I just recently was able to finally catch up with "Moon," the 2009 Sam Rockwell vehicle that marked the directorial debut of Duncan Jones, son of David Bowie. It's a promising debut, to be sure, possibly indicative of a new sci-fi auteur in the making. A bit unfortunate, then, that his follow-up, the tech-thriller "Source Code," reeks of Hollywood product, however intriguing its premise may be. It's about a man (Jake Gyllenhaal) who can enter the bodies of other, soon-to-be-dead men via a computer program in order to solve crimes.
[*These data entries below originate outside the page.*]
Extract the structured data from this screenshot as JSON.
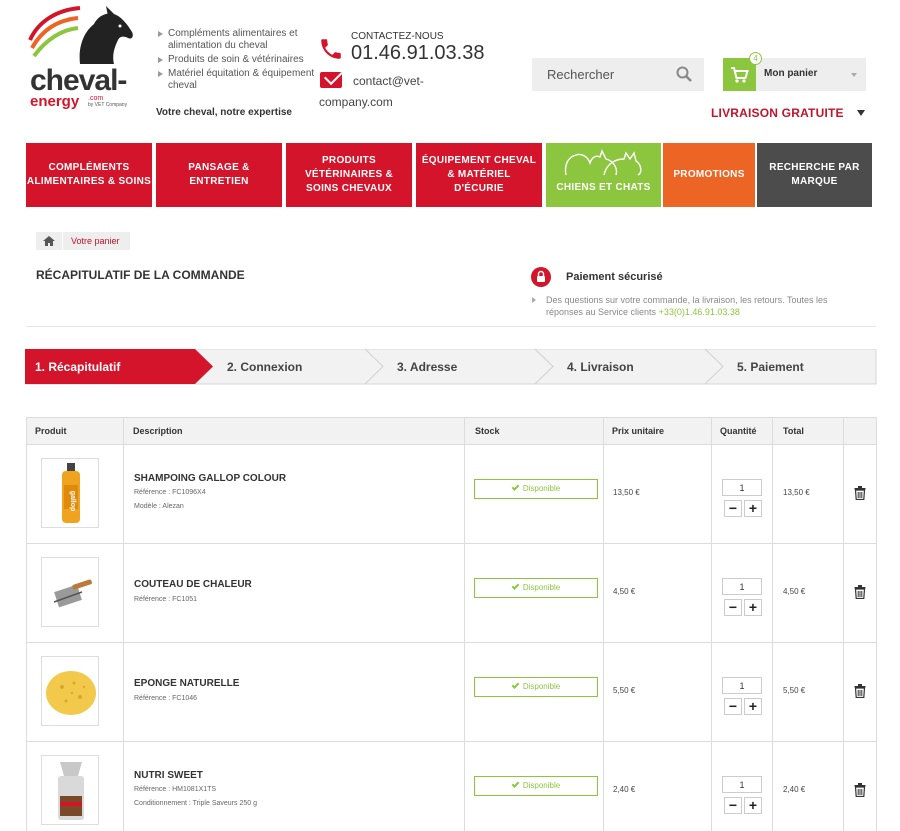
{
  "brand": {
    "name_line1": "cheval-",
    "name_line2": "energy",
    "com": ".com",
    "by": "by VET Company"
  },
  "header": {
    "usp": [
      "Compléments alimentaires et alimentation du cheval",
      "Produits de soin & vétérinaires",
      "Matériel équitation & équipement cheval"
    ],
    "tagline": "Votre cheval, notre expertise",
    "contact_label": "CONTACTEZ-NOUS",
    "phone": "01.46.91.03.38",
    "email": "contact@vet-company.com",
    "search_placeholder": "Rechercher",
    "cart_label": "Mon panier",
    "cart_count": "4",
    "free_shipping": "LIVRAISON GRATUITE"
  },
  "nav": [
    {
      "label": "COMPLÉMENTS ALIMENTAIRES & SOINS"
    },
    {
      "label": "PANSAGE & ENTRETIEN"
    },
    {
      "label": "PRODUITS VÉTÉRINAIRES & SOINS CHEVAUX"
    },
    {
      "label": "ÉQUIPEMENT CHEVAL & MATÉRIEL D'ÉCURIE"
    },
    {
      "label": "CHIENS ET CHATS"
    },
    {
      "label": "PROMOTIONS"
    },
    {
      "label": "RECHERCHE PAR MARQUE"
    }
  ],
  "breadcrumb": {
    "current": "Votre panier"
  },
  "page": {
    "title": "RÉCAPITULATIF DE LA COMMANDE",
    "secure_title": "Paiement sécurisé",
    "help_text": "Des questions sur votre commande, la livraison, les retours. Toutes les réponses au Service clients ",
    "help_phone": "+33(0)1.46.91.03.38"
  },
  "steps": [
    "1. Récapitulatif",
    "2. Connexion",
    "3. Adresse",
    "4. Livraison",
    "5. Paiement"
  ],
  "table": {
    "headers": [
      "Produit",
      "Description",
      "Stock",
      "Prix unitaire",
      "Quantité",
      "Total"
    ],
    "rows": [
      {
        "name": "SHAMPOING GALLOP COLOUR",
        "meta": [
          "Référence : FC1096X4",
          "Modèle : Alezan"
        ],
        "stock": "Disponible",
        "price": "13,50 €",
        "qty": "1",
        "total": "13,50 €"
      },
      {
        "name": "COUTEAU DE CHALEUR",
        "meta": [
          "Référence : FC1051"
        ],
        "stock": "Disponible",
        "price": "4,50 €",
        "qty": "1",
        "total": "4,50 €"
      },
      {
        "name": "EPONGE NATURELLE",
        "meta": [
          "Référence : FC1046"
        ],
        "stock": "Disponible",
        "price": "5,50 €",
        "qty": "1",
        "total": "5,50 €"
      },
      {
        "name": "NUTRI SWEET",
        "meta": [
          "Référence : HM1081X1TS",
          "Conditionnement : Triple Saveurs 250 g"
        ],
        "stock": "Disponible",
        "price": "2,40 €",
        "qty": "1",
        "total": "2,40 €"
      }
    ]
  },
  "colors": {
    "brand_red": "#d3142a",
    "green": "#8cc63e",
    "orange": "#ed6524",
    "dark": "#4c4c4c"
  }
}
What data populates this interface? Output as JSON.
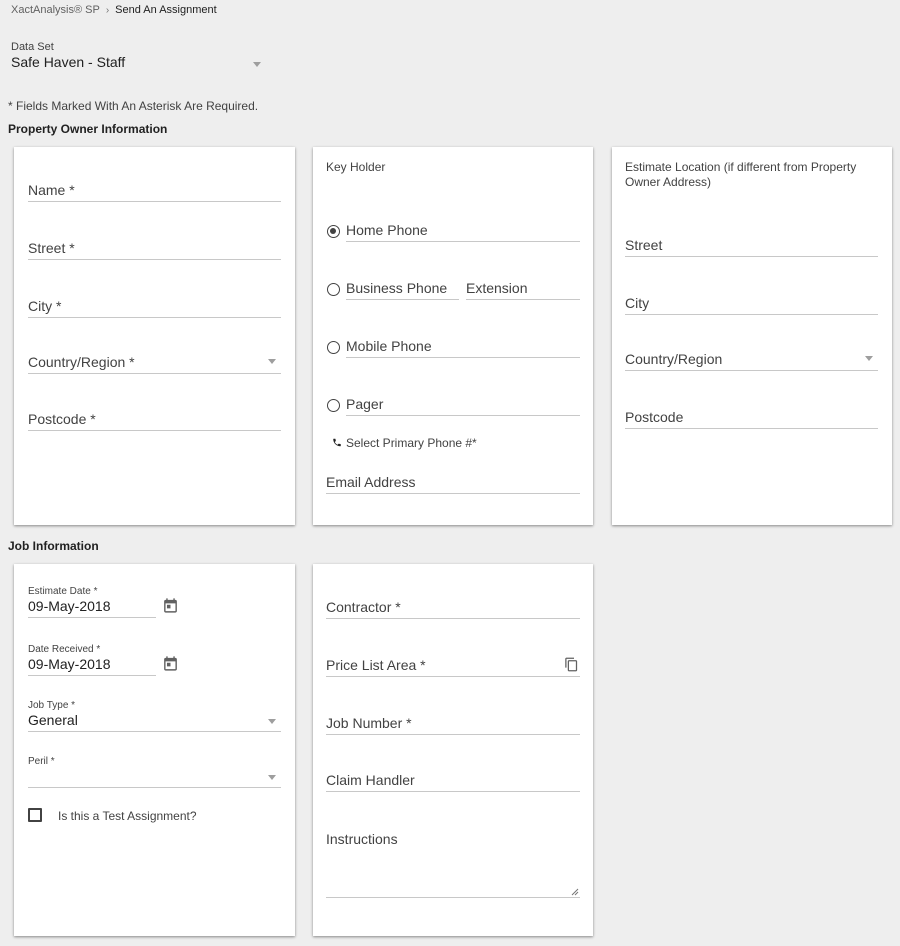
{
  "breadcrumb": {
    "root": "XactAnalysis® SP",
    "separator": "›",
    "current": "Send An Assignment"
  },
  "data_set": {
    "label": "Data Set",
    "value": "Safe Haven - Staff"
  },
  "required_note": "* Fields Marked With An Asterisk Are Required.",
  "property_owner": {
    "section_title": "Property Owner Information",
    "fields": {
      "name": "Name *",
      "street": "Street *",
      "city": "City *",
      "country": "Country/Region *",
      "postcode": "Postcode *"
    }
  },
  "key_holder": {
    "heading": "Key Holder",
    "phones": {
      "home": "Home Phone",
      "business": "Business Phone",
      "extension": "Extension",
      "mobile": "Mobile Phone",
      "pager": "Pager"
    },
    "selected_phone": "home",
    "primary_note": "Select Primary Phone #*",
    "email": "Email Address"
  },
  "estimate_location": {
    "heading": "Estimate Location (if different from Property Owner Address)",
    "fields": {
      "street": "Street",
      "city": "City",
      "country": "Country/Region",
      "postcode": "Postcode"
    }
  },
  "job": {
    "section_title": "Job Information",
    "estimate_date": {
      "label": "Estimate Date *",
      "value": "09-May-2018"
    },
    "date_received": {
      "label": "Date Received *",
      "value": "09-May-2018"
    },
    "job_type": {
      "label": "Job Type *",
      "value": "General"
    },
    "peril": {
      "label": "Peril *",
      "value": ""
    },
    "test_assignment": {
      "label": "Is this a Test Assignment?",
      "checked": false
    },
    "contractor": "Contractor *",
    "price_list_area": "Price List Area *",
    "job_number": "Job Number *",
    "claim_handler": "Claim Handler",
    "instructions": "Instructions"
  },
  "icons": {
    "calendar": "calendar-icon",
    "copy": "copy-icon",
    "phone": "phone-icon",
    "dropdown": "chevron-down-icon"
  }
}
The trailer suggests an appropriately stylish look, and the supporting cast (Jeffrey Wright, Vera Farmiga, Michelle Monaghan) is choice, but the whole predictable, easy-to-swallow arc is also staring you square in the face, especially since this is one of those spew-out-the-entire-plot trailers. I'll see it, of course, but I don't think it's what anyone wanted to see next from Jones.
A moon movie not directed by Duncan Jones, "Apollo 18" is the latest low-budget horror flick to cash in on the found-footage, this-is-real phenomenon. In a recent interview, Bob Weinstein, head of distributing studio Dimension Films, insisted that not a moment of footage was shot, and all of it truly was found. Tip: Don't trust Bob Weinstein. Portions of this trailer are effectively designed to look dog-eared and decades-old, and maybe some of the footage actually is, but there's no mistaking that most of the stuff with the "astronauts" has CONTRIVED scrawled all over it. For those who love the jump-out-at-you scares (I don't really count myself among that set), "Apollo 18" is probably plenty of fun, but I find the insistence that it's all real more than a little insulting, especially in an era when the Elaborate Hoax is a quick and easy way to make bank.